Sempre più sudcoreani vivono da soli (come nella triste Svezia)

di Angelica La Rosa

IN COREA DEL SUD IL TASSO DI NATALITÀ STA PRECIPITANDO, E PEGGIORERÀ MAN MANO CHE IL SECOLO AVANZA…

La Corea del Sud è il paese al mondo con il tasso di natalità più basso (0,84 nascite per donna nell’ultimo dato disponibile relativo al 2020). Una delle conseguenze sarà che entro il 2050 due sudcoreani su cinque vivranno da soli, il che potrebbe causare uno tsunami di problemi sociali derivati ​​dall’aumento delle malattie psicologiche e psichiatriche.

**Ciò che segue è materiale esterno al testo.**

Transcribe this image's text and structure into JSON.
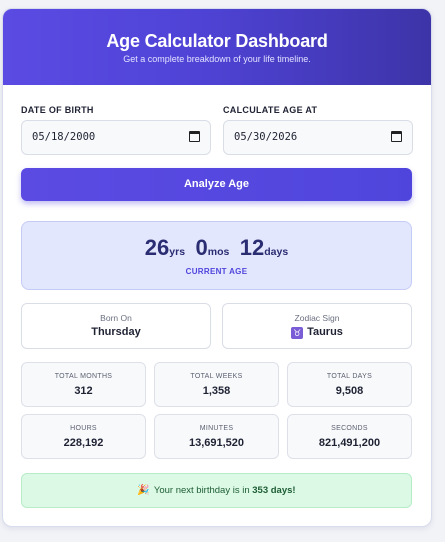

La percentuale di sudcoreani che vivranno da soli entro il 2050, quindi, dovrebbe più che raddoppiare dall’inizio di questo millennio. Secondo l’Ufficio nazionale di statistica della Corea del Sud, ci sarà un forte cambiamento nella composizione della famiglia che sarà alimentanto dal tasso di fertilità più basso del mondo .

Le persone che vivono da sole nel 2021 sono state circa 7,2 milioni, ovvero un terzo delle famiglie, e più di qualsiasi altro gruppo familiare composto da più membri.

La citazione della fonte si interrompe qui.